As a newborn, Cebo was brought home from the local hospital to the village of Bodiam just 6 km outside Hamburg. When he was only two months old, his father passed away.

His mother had no choice but to uproot the family and seek work in then-Port Elizabeth (now Gqeberha). They spent six years there, but the brutalities of apartheid and the ensuing violence made life impossible.

“Before I turned seven, my mom decided to take us back to the village and I have been here ever since.”
Cebo says of the clay cow sculptures, “Once they dried, we’d have a competition of whose cow was best and then break them up and jump back in the water.”

Behind his house was a shallow dam and he says that once you’d mastered jumping into that one, you could move on to the bigger and deeper dam a bit further away.
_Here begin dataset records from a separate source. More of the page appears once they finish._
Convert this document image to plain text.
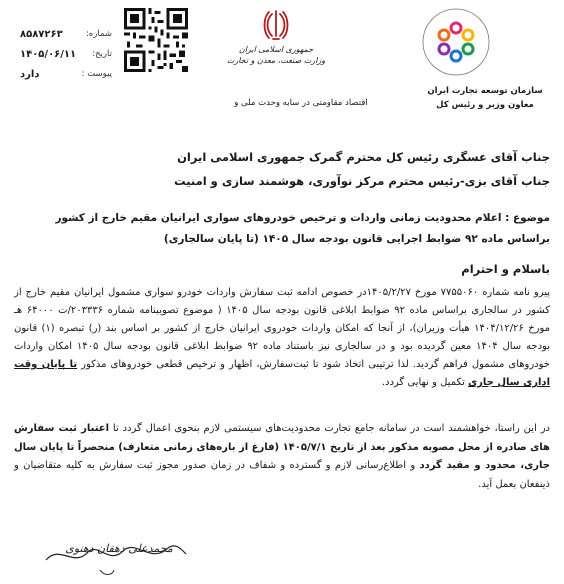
شماره:
۸۵۸۷۲۶۳
تاریخ:
۱۴۰۵/۰۶/۱۱
پیوست :
دارد
جمهوری اسلامی ایران
وزارت صنعت، معدن و تجارت
اقتصاد مقاومتی در سایه وحدت ملی و
سازمان توسعه تجارت ایران
معاون وزیر و رئیس کل
جناب آقای عسگری رئیس کل محترم گمرک جمهوری اسلامی ایران
جناب آقای بزی-رئیس محترم مرکز نوآوری، هوشمند سازی و امنیت
موضوع : اعلام محدودیت زمانی واردات و ترخیص خودروهای سواری ایرانیان مقیم خارج از کشور براساس ماده ۹۲ ضوابط اجرایی قانون بودجه سال ۱۴۰۵ (تا پایان سالجاری)
باسلام و احترام
پیرو نامه شماره ۷۷۵۵۰۶۰ مورخ ۱۴۰۵/۲/۲۷در خصوص ادامه ثبت سفارش واردات خودرو سواری مشمول ایرانیان مقیم خارج از کشور در سالجاری براساس ماده ۹۲ ضوابط ابلاغی قانون بودجه سال ۱۴۰۵ ( موضوع تصویبنامه شماره ۲۰۳۳۳۶/ت ۶۴۰۰۰ هـ مورخ ۱۴۰۴/۱۲/۲۶ هیأت وزیران)، از آنجا که امکان واردات خودروی ایرانیان خارج از کشور بر اساس بند (ر) تبصره (۱) قانون بودجه سال ۱۴۰۴ معین گردیده بود و در سالجاری نیز باستناد ماده ۹۲ ضوابط ابلاغی قانون بودجه سال ۱۴۰۵ امکان واردات خودروهای مشمول فراهم گردید. لذا ترتیبی اتخاذ شود تا ثبت‌سفارش، اظهار و ترخیص قطعی خودروهای مذکور تا پایان وقت اداری سال جاری تکمیل و نهایی گردد.
در این راستا، خواهشمند است در سامانه جامع تجارت محدودیت‌های سیستمی لازم بنحوی اعمال گردد تا اعتبار ثبت سفارش های صادره از محل مصوبه مذکور بعد از تاریخ ۱۴۰۵/۷/۱ (فارغ از بازه‌های زمانی متعارف) منحصراً تا پایان سال جاری، محدود و مقید گردد و اطلاع‌رسانی لازم و گسترده و شفاف در زمان صدور مجوز ثبت سفارش به کلیه متقاضیان و ذینفعان بعمل آید.
محمدعلی دهقان دهنوی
As you got older, you could also cross the river with a makeshift “floatie” (an empty two-litre plastic cooldrink bottle) strapped to your waist.

Life is different now. His 13-year-old daughter is more familiar with smartphones than clay cows, and endless days of swimming are no longer a feature of childhood.
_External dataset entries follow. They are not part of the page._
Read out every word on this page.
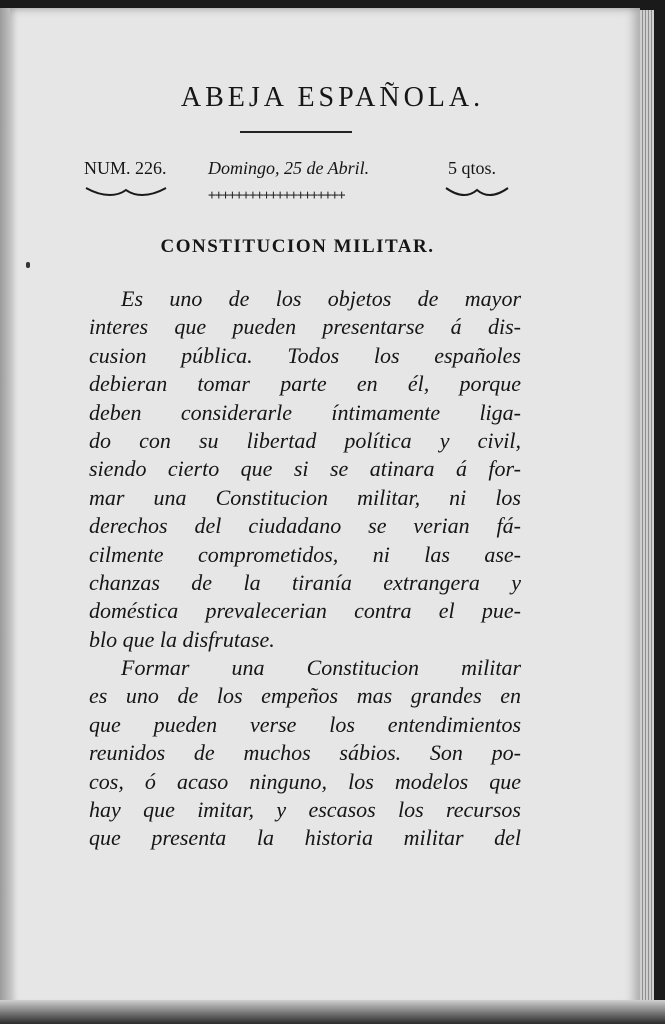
ABEJA ESPAÑOLA.
NUM. 226. Domingo, 25 de Abril.	5 qtos.
++++++++++++++++++++
CONSTITUCION MILITAR.
Es uno de los objetos de mayor
interes que pueden presentarse á dis-
cusion pública. Todos los españoles
debieran tomar parte en él, porque
deben considerarle íntimamente liga-
do con su libertad política y civil,
siendo cierto que si se atinara á for-
mar una Constitucion militar, ni los
derechos del ciudadano se verian fá-
cilmente comprometidos, ni las ase-
chanzas de la tiranía extrangera y
doméstica prevalecerian contra el pue-
blo que la disfrutase.
Formar una Constitucion militar
es uno de los empeños mas grandes en
que pueden verse los entendimientos
reunidos de muchos sábios. Son po-
cos, ó acaso ninguno, los modelos que
hay que imitar, y escasos los recursos
que presenta la historia militar del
As times have changed, so have the weather patterns, creating challenges for planting crops, maintaining livestock and relying on fishing as a livelihood.

“Winters are now muddy and wet. In my childhood, winter was cold but there was no rain. I sometimes tell my wife I worry the dam will overflow and the water will come to our house.”

Cebo, who is now the director at the Keiskamma Art Project, steps out of his turquoise kitchen and into a fenced-off area behind the house where goats and sheep dry off in the sun. The one goat cannot walk properly.

“He has foot rot because the rain made so much mud. It used to only rain in summer and then the sun would dry everything, so we had that balance. Summer was summer back then but now it gets windy and can even be cold.”
Deciding what to sow has become a guessing game.

“Which season is best for mielies these days? You never know. We laughed at one guy here when he planted them out of season but, he managed to harvest this time of year and now he is the one sitting with mielies. These days you just need to try your luck.”

‘Swimming prawn’ (known in science as Metapenaeus monoceros Fabricius) used to be a species Cebo’s fishing co-op harvested in the early months of the year from the river, but he says now that it’s hardly worth going to look for them anymore.

During the Covid-19 pandemic, Cebo started his own food garden growing spinach, onions, beetroots and cabbages. This year’s unseasonal rain has washed some of the beds away and damaged his cabbage seedlings.
These unseasonable storms, which also blew roofs off houses and branches off trees, are a symptom of climate change that Cebo hopes the artwork will illuminate.

“I hope people will understand the bad and the good. The bad side is telling humans what we are doing to this world. The good side is saying how we can change and adapt.”

Cebo cuts some spinach leaves from the small crop shining like dark emerald in front of his house, and heads inside to speak to his wife.

She pokes her head out the window, looks up at the sky, and asks who would like a sandwich.

DID YOU KNOW?

  • The summer of 2022 was the hottest on record for Europe, and by August 2023, many European countries had already experienced devastating heatwaves.
  • From 2015 to 2018, Cape Town experienced its worst drought in record-keeping history.
  • The Southern Hemisphere could see up to 30% less rain at the end of the century.


Cebo Mvubu harvests spinach from his own garden which he planted during lockdown in the Covid-19 pandemic.